Gluten-Free Soy Sauce Eggs

Our household is eating more eggs than ever, and I’m including them in my lunch bag in different ways (hello, frittatas!). Lately, though, I’ve been adding soy sauce eggs into the mix because they’re the perfect mid-afternoon snack.

What are soy sauce eggs? Quite simply, they are hard- or soft-boiled eggs that have been peeled and marinated in a soy sauce solution. The marinade penetrates the egg white and adds lots of flavor.

I make them in batches of six, though I think I’m going to need to up my game and starting making them by the dozen since the husband is also consuming them. He likes having a low calorie, low carb option at the ready.

These eggs are, of course, delicious on their own. I also use them when making my versions of bibimbap or ramen. Add them as a topping to stir fries or fried rice. Or anything. Seriously. Anything.

Salmon with Miso Glaze

Salmon is a great weeknight meal — filling but not too heavy. Adding a miso glaze is perfect whether you’re cooking the salmon in the oven or on the grill. Glaze the salmon a few times during the cooking process to deepen the sweet and salty flavor.

Best of all, this is a fast meal. You can have dinner on the table in under thirty minutes.

Make sure you buy gluten-free miso. Some brands include barley or wheat. If you’re looking for other ideas for using up the miso you bought, here are some suggestions.

Miso-Sesame Salad Dressing

Despite the fact that two strong flavors are used in this dressing, it doesn’t overpower salads (though I do advising keeping the salad simple). I always have miso in my refrigerator, so this comes together in a few minutes. While I like cheese on my salad as much as the next person, I think it doesn’t work with this dressing — plus it increases the saltiness a bit too much.

While I’ve never encountered miso that isn’t gluten-free, do check labels carefully!

Sushi Rice

I’ll admit it: I don’t have the patience to make sushi at home (though I hold out high hopes that someday I will!). I do love serving sushi rice — a slightly sweetened rice — with certain meals, particularly seared albacore.

Making the rice is amazingly simple; it’s even easier if you have a rice cooker that does the bulk of the work for you. The recipe below assumes you’re cooking your rice on the stovetop, so if you do use a rice cooker, follow the directions for your machine (some have a sushi rice setting, which is really nice).
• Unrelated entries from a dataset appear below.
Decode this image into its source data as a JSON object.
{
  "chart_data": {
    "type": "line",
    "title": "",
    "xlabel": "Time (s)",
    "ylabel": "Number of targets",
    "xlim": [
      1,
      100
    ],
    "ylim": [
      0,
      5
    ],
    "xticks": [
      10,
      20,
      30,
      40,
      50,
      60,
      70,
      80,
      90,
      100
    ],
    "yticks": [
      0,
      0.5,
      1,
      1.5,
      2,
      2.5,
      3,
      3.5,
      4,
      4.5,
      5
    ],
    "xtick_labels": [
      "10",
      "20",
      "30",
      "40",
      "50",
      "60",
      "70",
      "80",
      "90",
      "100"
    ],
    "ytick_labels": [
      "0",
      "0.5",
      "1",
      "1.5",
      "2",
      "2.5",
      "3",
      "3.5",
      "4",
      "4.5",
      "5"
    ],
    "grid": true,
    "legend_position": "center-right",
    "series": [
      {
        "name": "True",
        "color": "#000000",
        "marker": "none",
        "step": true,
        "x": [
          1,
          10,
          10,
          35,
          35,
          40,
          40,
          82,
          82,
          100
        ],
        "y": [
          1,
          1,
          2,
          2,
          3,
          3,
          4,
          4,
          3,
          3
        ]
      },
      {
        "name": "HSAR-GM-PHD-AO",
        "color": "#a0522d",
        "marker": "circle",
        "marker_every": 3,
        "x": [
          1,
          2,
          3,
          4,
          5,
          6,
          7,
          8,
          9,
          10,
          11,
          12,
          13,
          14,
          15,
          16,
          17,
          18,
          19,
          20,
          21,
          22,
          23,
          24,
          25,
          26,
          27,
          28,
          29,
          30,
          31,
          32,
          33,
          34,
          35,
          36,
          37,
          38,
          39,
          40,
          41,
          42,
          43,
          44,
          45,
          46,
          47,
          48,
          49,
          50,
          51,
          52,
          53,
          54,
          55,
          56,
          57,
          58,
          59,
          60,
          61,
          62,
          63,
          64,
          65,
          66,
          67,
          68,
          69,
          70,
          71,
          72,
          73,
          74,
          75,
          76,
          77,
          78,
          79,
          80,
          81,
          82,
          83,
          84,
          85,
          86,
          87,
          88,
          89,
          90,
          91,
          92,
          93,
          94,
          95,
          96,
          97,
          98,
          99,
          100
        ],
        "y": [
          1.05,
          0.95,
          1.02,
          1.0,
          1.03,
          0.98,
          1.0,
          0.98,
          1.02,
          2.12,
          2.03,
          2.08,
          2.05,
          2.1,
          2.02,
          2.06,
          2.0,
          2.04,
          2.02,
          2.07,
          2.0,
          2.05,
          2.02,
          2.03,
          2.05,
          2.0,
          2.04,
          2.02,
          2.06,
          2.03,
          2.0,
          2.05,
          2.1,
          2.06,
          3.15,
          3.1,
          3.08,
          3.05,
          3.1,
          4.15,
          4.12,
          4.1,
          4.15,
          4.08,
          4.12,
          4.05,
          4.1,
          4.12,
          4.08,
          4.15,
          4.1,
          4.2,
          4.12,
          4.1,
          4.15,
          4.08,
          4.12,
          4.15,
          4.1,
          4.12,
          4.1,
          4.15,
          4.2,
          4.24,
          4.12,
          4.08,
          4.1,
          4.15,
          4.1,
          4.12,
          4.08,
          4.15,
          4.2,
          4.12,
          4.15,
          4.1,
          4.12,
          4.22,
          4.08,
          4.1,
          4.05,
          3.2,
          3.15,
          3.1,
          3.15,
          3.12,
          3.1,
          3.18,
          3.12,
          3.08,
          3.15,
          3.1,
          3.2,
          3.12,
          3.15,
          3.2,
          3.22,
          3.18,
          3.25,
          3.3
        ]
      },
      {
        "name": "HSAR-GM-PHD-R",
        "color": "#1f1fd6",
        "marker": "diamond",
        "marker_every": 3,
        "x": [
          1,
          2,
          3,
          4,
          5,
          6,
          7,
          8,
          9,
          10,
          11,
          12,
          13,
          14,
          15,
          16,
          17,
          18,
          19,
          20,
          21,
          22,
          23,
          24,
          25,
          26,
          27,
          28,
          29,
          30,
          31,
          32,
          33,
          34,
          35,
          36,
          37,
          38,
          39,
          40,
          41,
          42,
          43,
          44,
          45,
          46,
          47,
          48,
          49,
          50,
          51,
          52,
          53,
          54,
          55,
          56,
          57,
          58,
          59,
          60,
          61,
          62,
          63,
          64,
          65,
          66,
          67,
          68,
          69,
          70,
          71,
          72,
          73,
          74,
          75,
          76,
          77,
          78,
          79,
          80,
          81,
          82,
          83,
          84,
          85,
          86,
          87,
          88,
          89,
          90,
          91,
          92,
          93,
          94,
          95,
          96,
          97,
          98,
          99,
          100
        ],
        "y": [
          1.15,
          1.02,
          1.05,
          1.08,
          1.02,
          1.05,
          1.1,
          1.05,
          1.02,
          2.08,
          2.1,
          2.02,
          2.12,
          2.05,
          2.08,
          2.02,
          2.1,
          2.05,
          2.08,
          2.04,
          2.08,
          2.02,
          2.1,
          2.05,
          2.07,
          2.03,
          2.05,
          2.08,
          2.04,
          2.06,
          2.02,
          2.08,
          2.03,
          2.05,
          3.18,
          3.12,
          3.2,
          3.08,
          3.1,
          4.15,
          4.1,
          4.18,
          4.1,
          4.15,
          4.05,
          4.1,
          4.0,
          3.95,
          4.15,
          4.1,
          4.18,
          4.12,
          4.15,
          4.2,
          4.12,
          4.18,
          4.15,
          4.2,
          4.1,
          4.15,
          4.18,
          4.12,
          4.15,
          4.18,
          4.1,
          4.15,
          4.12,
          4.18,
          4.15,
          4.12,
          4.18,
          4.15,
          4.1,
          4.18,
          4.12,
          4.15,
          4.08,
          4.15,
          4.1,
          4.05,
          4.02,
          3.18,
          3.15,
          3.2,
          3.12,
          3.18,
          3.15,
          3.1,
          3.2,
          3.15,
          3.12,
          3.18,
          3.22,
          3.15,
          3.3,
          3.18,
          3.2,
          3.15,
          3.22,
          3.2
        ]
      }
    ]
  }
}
One key thing to remember before cooking your rice is to wash it several times to remove the outer starches — I generally cover the rice in a bowl with water, swish a bit, then drain using a fine mesh strainer. You will notice the water is very cloudy the first couple of rinses, but will get clearer as the starches are removed.

Japanese-Style Pork Chops

Tonkatsu — Japanese-Style Pork Chops — are, at their heart, breaded and fried pork chops. They differentiate themselves from European schnitzels because of, well, the pork (though I’ve had many fine pork schnitzels) and the use of panko, a Japanese bread crumb. This version modifies the traditional dish to make it gluten-free.

Panko is lighter and crispier than traditional bread crumbs…and the gluten-free version works beautifully for breading (I use Kinnikinnick brand). I generally serve this with rice and salad (plus, pickled carrots or pickled carrot ribbons if you want to go fancy).

Fast and Easy Teriyaki Sauce

While soy is a lovely gluten-free food, many items made with soy, including the salty soy sauce, are off-limits to those of us on a GF diet. But this doesn’t mean we can’t enjoy these foods — or even make them better than pre-made or restaurant versions.

Take, for example, this quick and easy teriyaki sauce. It require a few ingredients, fifteen or so minutes on the stove. It’s that simple. Best of all, the sauce keeps for a month in the refrigerator, allowing you to try it out on lots of dishes.

My version, adapted from countless magazine recipes, includes sake, a Japanese rice wine. If you don’t have sake available to you, or prefer an alcohol-free version, it can be omitted without ruining the recipe. I find it adds another layer of flavor. Likewise, you can play with proportions to make this recipe your own.